Baru aja gue mau beralih memikirkan itinerary dan ber-“Shit! Gue sama sekali nggak pernah browsing apapun soal tourist destination di London!”, gue mendadak ingat sesuatu. Beberapa hari yang lalu, nggak lama setelah email liputan ke London itu masuk ke inbox Gmail gue dan kegalauan-kegalauan minggu lalu yang masih mendominasi atmosfer kehidupan seorang Ron yang giginya tidak rata karena malas ke dokter gigi waktu kecil ini, gue sempat tuker-tukeran DM di Instagram dengan Agista. Agista adalah salah satu pembaca KaosKakiBau yang sekarang, menurut info yang gue dapatkan dari dia beberapa bulan sebelumnya, sedang melanjutkan kuliah Master di London. Gue selalu cinta deh sama kebetulan-kebetulan kayak gini! Selalu! Ini tuh semacam kemenangan banget. Dia bisa jadi guide gue selama gue di sana! Kalau dia mau dan kalau dia ada waktu. Gur buru-buru search nama akunnya yang kebetulan gue hapal (ya gue hapal akun-akun yang pernah chat gue di Instagram ataupun di Twitter hehe) dan mengiriminya pesan singkat sok akrab: Gist, aku akan mendarat di London tanggal 14 Mei. Ketemu yuk!
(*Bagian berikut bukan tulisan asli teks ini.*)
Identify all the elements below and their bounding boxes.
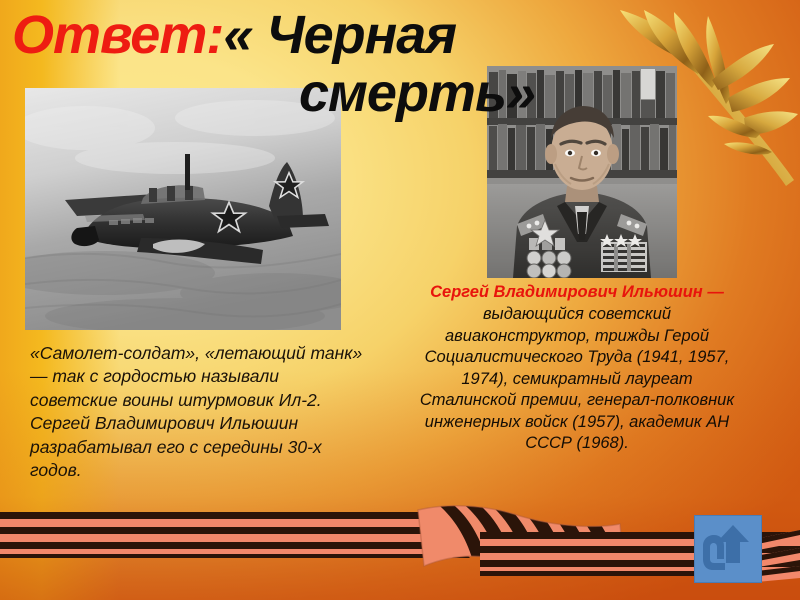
return-arrow-icon [695, 516, 761, 582]
slide-title: Ответ:« Черная смерть» [12, 8, 672, 120]
ilyushin-bio-body: выдающийся советский авиаконструктор, тр… [420, 305, 734, 452]
caption-left-text: «Самолет-солдат», «летающий танк» — так … [30, 342, 366, 483]
st-george-ribbon [0, 472, 800, 592]
presentation-slide: Ответ:« Черная смерть» [0, 0, 800, 600]
title-line-1: Ответ:« Черная [12, 8, 672, 62]
caption-right-text: Сергей Владимирович Ильюшин —выдающийся … [418, 282, 736, 455]
il-2-sturmovik-photo [25, 88, 341, 330]
title-quote-part-1: « Черная [223, 5, 456, 65]
title-answer-word: Ответ: [12, 5, 223, 65]
return-arrow-button[interactable] [694, 515, 762, 583]
title-line-2: смерть» [12, 66, 672, 120]
ilyushin-name-heading: Сергей Владимирович Ильюшин — [418, 282, 736, 303]
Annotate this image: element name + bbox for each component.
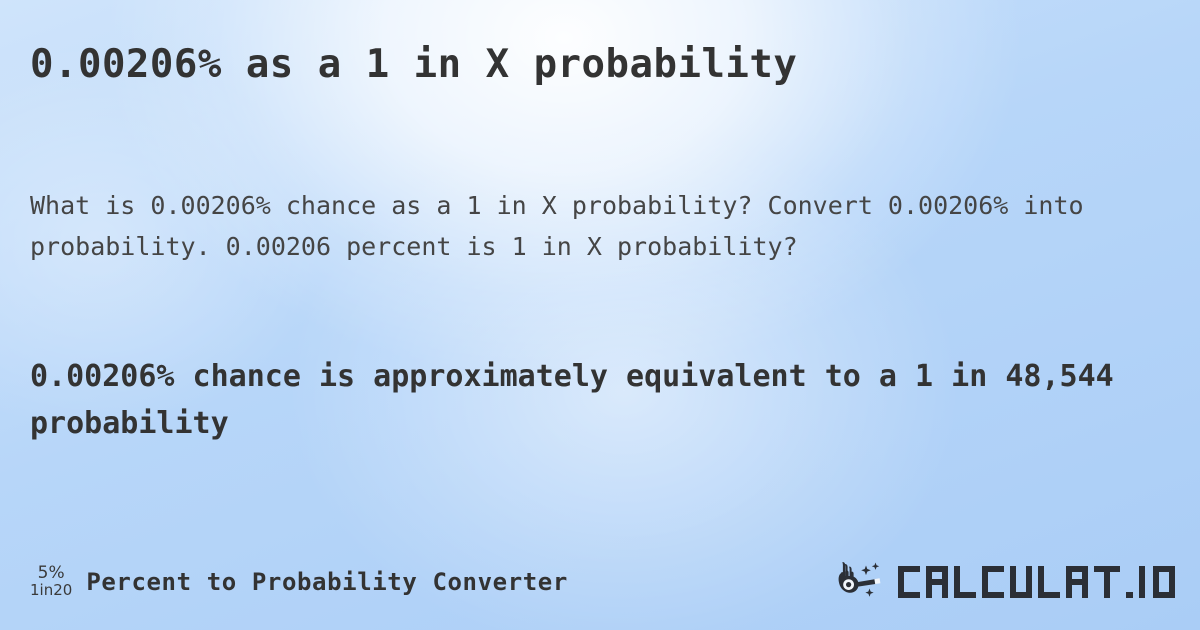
brand-logo[interactable]: CALCULAT.IO (836, 552, 1182, 612)
intro-description: What is 0.00206% chance as a 1 in X prob… (30, 186, 1120, 267)
page-title: 0.00206% as a 1 in X probability (30, 42, 1170, 88)
tool-name-label: Percent to Probability Converter (86, 568, 568, 596)
card-footer: 5% 1in20 Percent to Probability Converte… (0, 552, 1200, 612)
conversion-result: 0.00206% chance is approximately equival… (30, 354, 1175, 447)
hand-magic-wand-icon (836, 560, 892, 604)
brand-wordmark (896, 560, 1182, 604)
badge-bottom-label: 1in20 (30, 583, 72, 599)
footer-tool-group: 5% 1in20 Percent to Probability Converte… (30, 552, 568, 612)
percent-to-probability-badge-icon: 5% 1in20 (30, 565, 72, 599)
share-card: 0.00206% as a 1 in X probability What is… (0, 0, 1200, 630)
card-content: 0.00206% as a 1 in X probability What is… (0, 0, 1200, 630)
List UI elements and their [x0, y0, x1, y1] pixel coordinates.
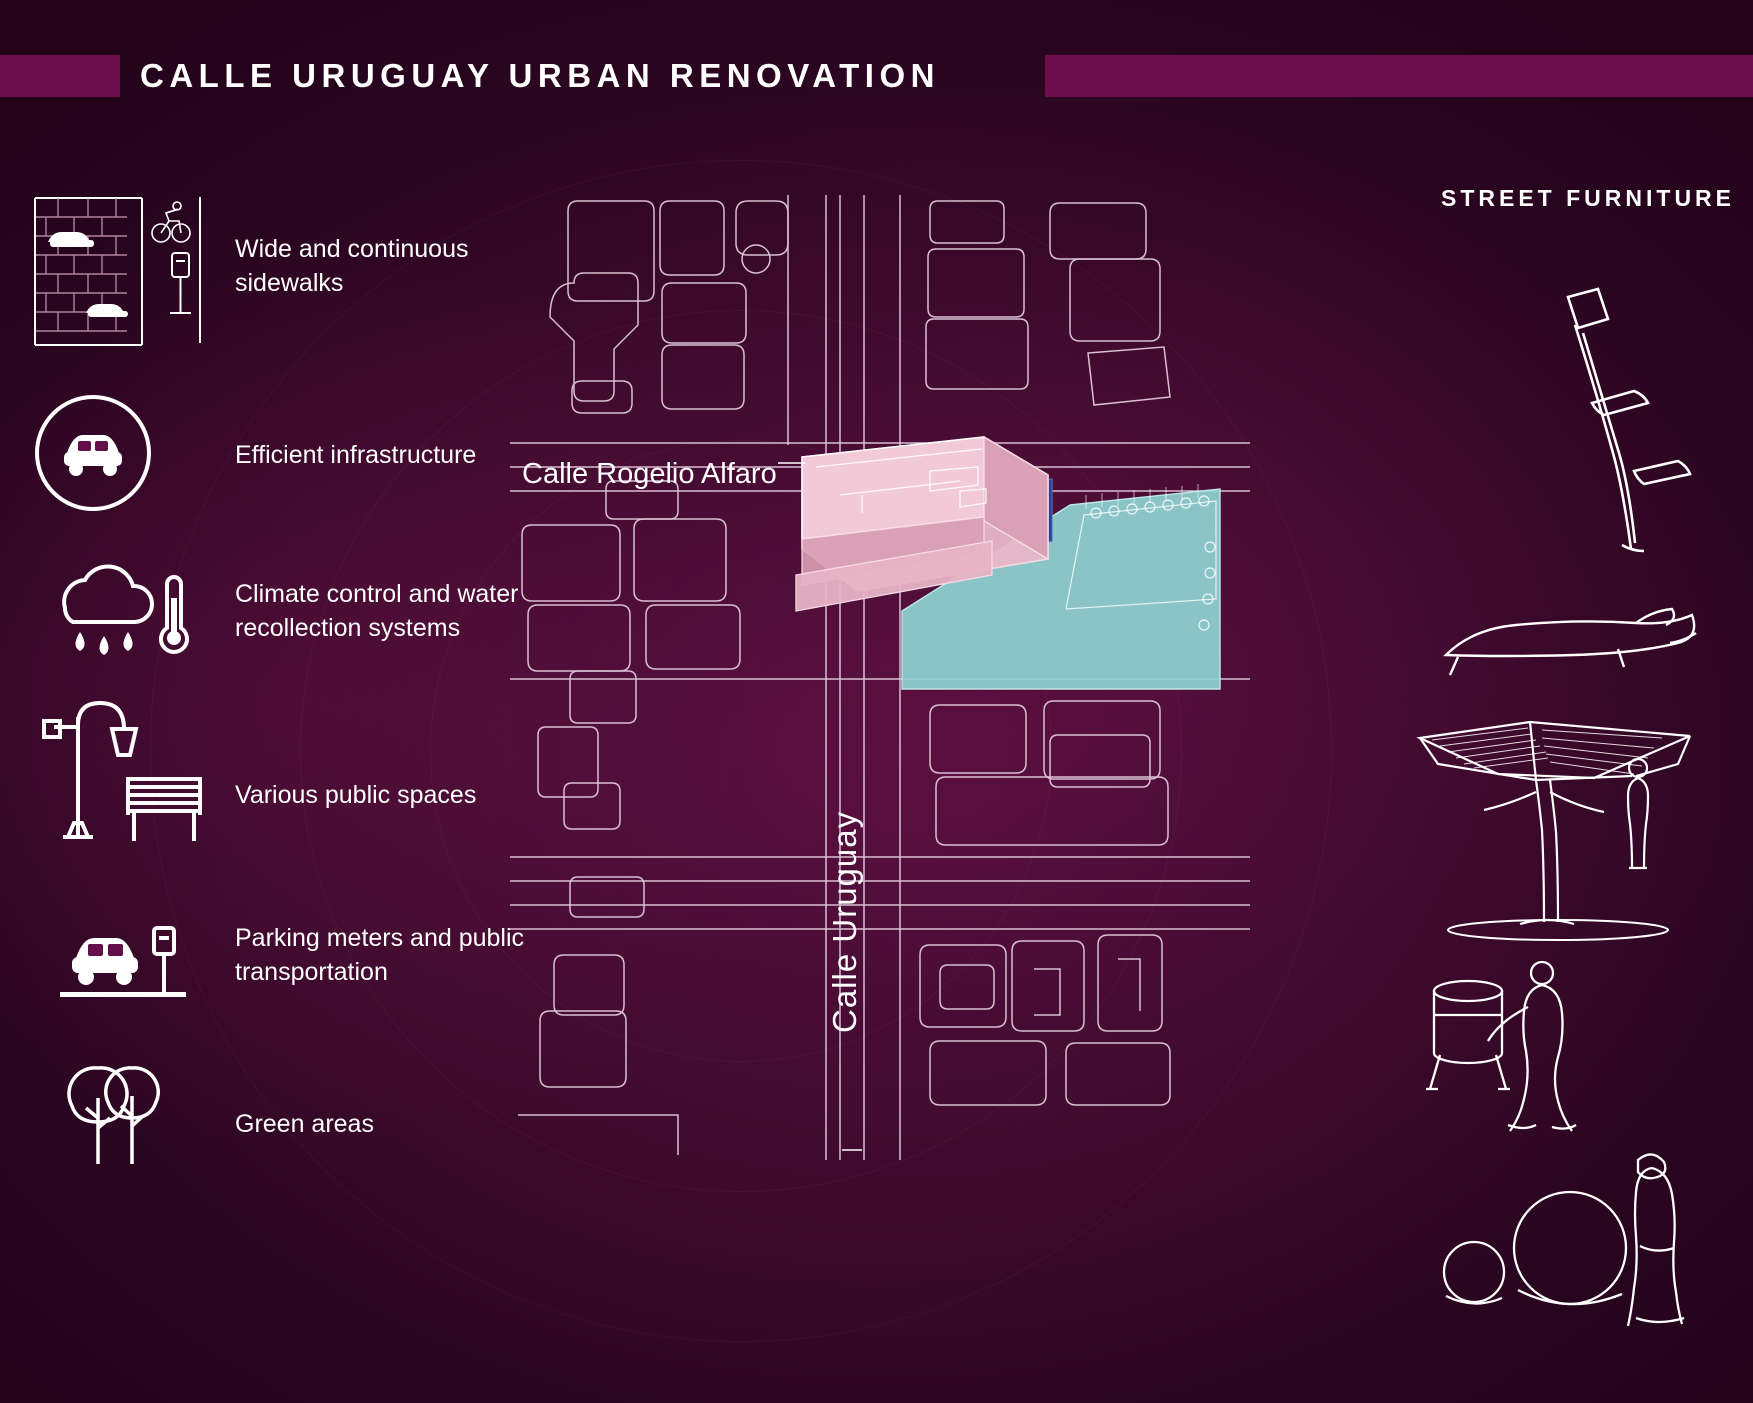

Gue harus menggarisbawahi kata “sok akrab” di sini karena sebenarnya gue sama Gista juga nggak pernah ketemu sebelumnya. Gue tahu dia pembaca blog gue karena setiap kali gue mengirim broadcast message di LINE@ dia salah satu dari beberapa orang yang selalu nanggepin. Beberapa kali juga sering bales-balesin tweet gue. Juga sering meninggalkan komentar di posting-an foto di Instagram. Suatu hari dia kirim DM di Instagram dan gue iseng nanya itu profile picture-nya lagi di mana. Apakah lagi di Qatar. Tapi dia bilang bulan Qatar, itu lagi di Inggris. Gue tanya lagi apakah dia lagi liburan atau kuliah di sana, dia jawab kuliah. Gue wow banget deh sama orang-orang pinter yang masih punya kemauan untuk kuliah dan bisa mengejar beasiswa ke luar negeri gitu. Karena gue sendiri merasa kemampuan gue belum sampai situ. Walaupun sekarang sudah dalam proses planning sih, mohon doanya. Gue juga ingat sebelum ini Gista sempat cerita ke gue kalau dia pernah jadi wartawan dan berkantor di Tangerang (kalau gue nggak salah inget). Selama obrolan-obrolan yang tidak intens dan putus-putus di LINE@ itu kita sama sekali nggak pernah ketemu langsing. Jadi nanti, kalau dia punya waktu pas gue ke London, itu akan jadi pertemuan pertama kita. Superrandom but I feel glad to know her. I feel blessed.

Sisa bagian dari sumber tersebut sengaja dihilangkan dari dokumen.